The State Examinations are now well underway for some 1,245 Longford students. 656 Junior Certs and 589 Leaving Certs kicked off the exams last Wednesday amid the glorious “exam weather”. In this, the second entry in a four-week series, Leaving Cert student Jeffrey Kok discusses the three exams he has completed so far and shares his outlook for the coming days and weeks.
At the time of writing, I have three exams out of 11 done and dusted! Was it as brutally impossible as it was made out to be? Well, I actually couldn't be any happier with the way I have performed so far.
I got zero hours of sleep before English paper 1. Yet I guess that's all it took to get the nerves out of my system and to get the last of the sleepless nights out of me.
Higher level English paper 1 was the beginning of my Leaving Cert tale: set on the day of my birthday (lucky me), it began in the land of Lanesboro, to be specific, in a fear-ridden exam hall, amidst the summer weather that no-one expected.
Yet my story had a happier ending than others'. I thoroughly enjoyed every second of that paper. From 'roasting' and ranting about Barack Obama's space initiatives (possibly taking it a bit too far) to writing a compelling, lighthearted speech on 'what makes us Irish'. It was a paper that allowed me to play all my cards, and I guess I was able to throw a 'full house' on the table.
Paper 2 had a huge wildcard to it... Only four poets come up every year and some people only studied for one of them. Everyone thought WB Yeats was going to make a guest appearance but he never made it to the show. It wasn't like I wanted him to appear. It's ironic how everyone banked on him because of the anniversary of the Rising, yet as Yeats himself once said; "life is a long preparation for something that never happens".

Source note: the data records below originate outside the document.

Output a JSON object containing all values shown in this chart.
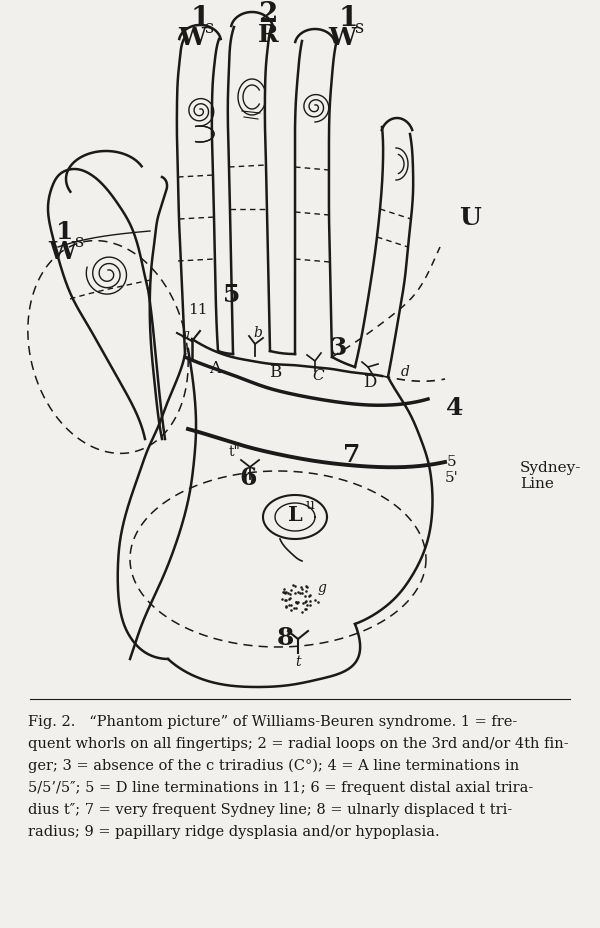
{
  "bg_color": "#f2f0ec",
  "line_color": "#1a1a1a",
  "caption_lines": [
    "Fig. 2.   “Phantom picture” of Williams-Beuren syndrome. 1 = fre-",
    "quent whorls on all fingertips; 2 = radial loops on the 3rd and/or 4th fin-",
    "ger; 3 = absence of the c triradius (C°); 4 = A line terminations in",
    "5/5’/5″; 5 = D line terminations in 11; 6 = frequent distal axial trira-",
    "dius t″; 7 = very frequent Sydney line; 8 = ulnarly displaced t tri-",
    "radius; 9 = papillary ridge dysplasia and/or hypoplasia."
  ],
  "figsize": [
    6.0,
    9.29
  ],
  "dpi": 100
}
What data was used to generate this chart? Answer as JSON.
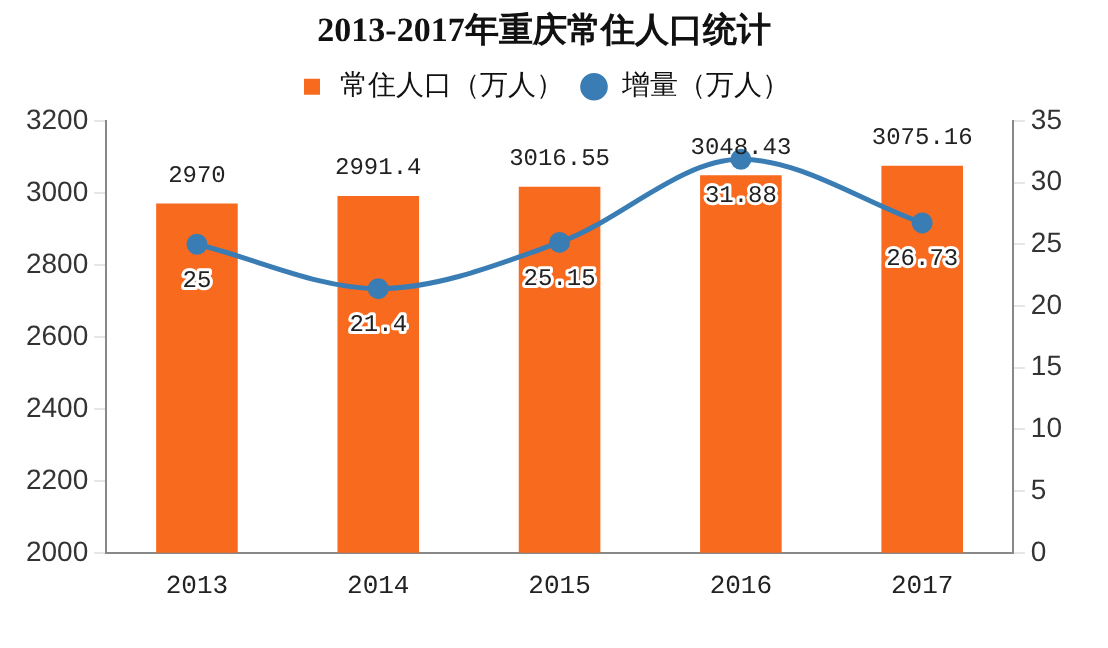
{
  "chart_data": {
    "type": "bar",
    "title": "2013-2017年重庆常住人口统计",
    "categories": [
      "2013",
      "2014",
      "2015",
      "2016",
      "2017"
    ],
    "series": [
      {
        "name": "常住人口（万人）",
        "color": "#f86a1e",
        "values": [
          2970,
          2991.4,
          3016.55,
          3048.43,
          3075.16
        ]
      },
      {
        "name": "增量（万人）",
        "type": "line",
        "axis": "y2",
        "color": "#3a7db5",
        "values": [
          25,
          21.4,
          25.15,
          31.88,
          26.73
        ]
      }
    ],
    "ylim": [
      2000,
      3200
    ],
    "yticks": [
      2000,
      2200,
      2400,
      2600,
      2800,
      3000,
      3200
    ],
    "y2lim": [
      0,
      35
    ],
    "y2ticks": [
      0,
      5,
      10,
      15,
      20,
      25,
      30,
      35
    ],
    "data_labels": true,
    "grid": false,
    "legend": "top",
    "marker": "circle"
  }
}
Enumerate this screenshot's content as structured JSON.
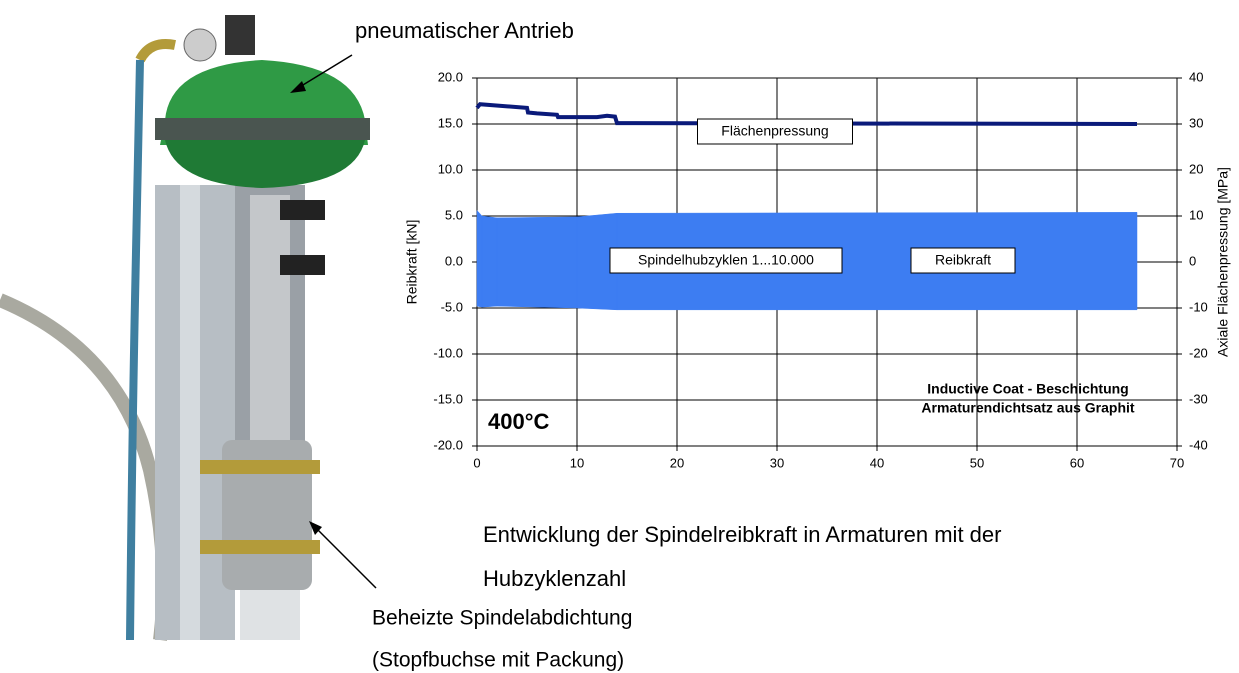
{
  "chart_data": {
    "type": "line",
    "xlim": [
      0,
      70
    ],
    "xticks": [
      0,
      10,
      20,
      30,
      40,
      50,
      60,
      70
    ],
    "ylim": [
      -20,
      20
    ],
    "yticks": [
      {
        "value": -20,
        "label": "-20.0"
      },
      {
        "value": -15,
        "label": "-15.0"
      },
      {
        "value": -10,
        "label": "-10.0"
      },
      {
        "value": -5,
        "label": "-5.0"
      },
      {
        "value": 0,
        "label": "0.0"
      },
      {
        "value": 5,
        "label": "5.0"
      },
      {
        "value": 10,
        "label": "10.0"
      },
      {
        "value": 15,
        "label": "15.0"
      },
      {
        "value": 20,
        "label": "20.0"
      }
    ],
    "y2lim": [
      -40,
      40
    ],
    "y2ticks": [
      -40,
      -30,
      -20,
      -10,
      0,
      10,
      20,
      30,
      40
    ],
    "ylabel": "Reibkraft [kN]",
    "y2label": "Axiale Flächenpressung [MPa]",
    "grid": true,
    "series": [
      {
        "name": "Reibkraft",
        "kind": "band",
        "color": "#3d7df2",
        "x": [
          0,
          0.5,
          2,
          10,
          14,
          66
        ],
        "upper": [
          5.6,
          5.0,
          4.8,
          4.9,
          5.3,
          5.4
        ],
        "lower": [
          -4.8,
          -4.9,
          -4.8,
          -5.0,
          -5.2,
          -5.2
        ]
      },
      {
        "name": "Flächenpressung",
        "axis": "y2",
        "color": "#0a1a7a",
        "x": [
          0,
          0.3,
          5,
          5.1,
          6,
          8,
          8.1,
          12,
          13,
          13.8,
          14,
          66
        ],
        "values": [
          33.5,
          34.3,
          33.5,
          32.5,
          32.3,
          32,
          31.5,
          31.5,
          31.8,
          31.6,
          30.2,
          30
        ]
      }
    ],
    "annotations": [
      "Flächenpressung",
      "Spindelhubzyklen 1...10.000",
      "Reibkraft",
      "Inductive Coat - Beschichtung",
      "Armaturendichtsatz aus Graphit",
      "400°C"
    ]
  },
  "caption": [
    "Entwicklung der Spindelreibkraft in Armaturen mit der",
    "Hubzyklenzahl"
  ],
  "photo_labels": [
    "pneumatischer Antrieb",
    "Beheizte Spindelabdichtung",
    "(Stopfbuchse mit Packung)"
  ]
}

Unlike the rest of Ireland, I didn't anticipate Yeats. Instead, I had my heart set on a Paul Durcan question and avoiding Elizabeth Bishop simply because I feel there are plenty other more captivating poets.
With that said, the Bishop question that came up was something I had already done and succeeded in before, so I suppose I had to play the role of the hypocrite to get a good grade.
The rest of paper 2 went as beautifully as paper 1. The 'King Lear' question was straightforward, yet engaging. The 'Cultural Context' question for my comparative studies was about 'success and failure' (I know I fit into one of those categories right now).
Finally, Higher Level Maths paper 1 was not the bone-crushing, frantically impossible task I once expected. I thought Maths was my Achilles' Heel, but I didn't collapse on it during that test. The paper was remotely fine, a handful of tricky bits to dismay your soul, but by no means was it painful. The only pain came when I (and the entire country) realised financial maths wasn't on the paper at all.
This week I have seven exams in 5 days! How do I feel? Well, I guess after the way I have performed thus far, luck is on my side, and I wouldn't have it any other way.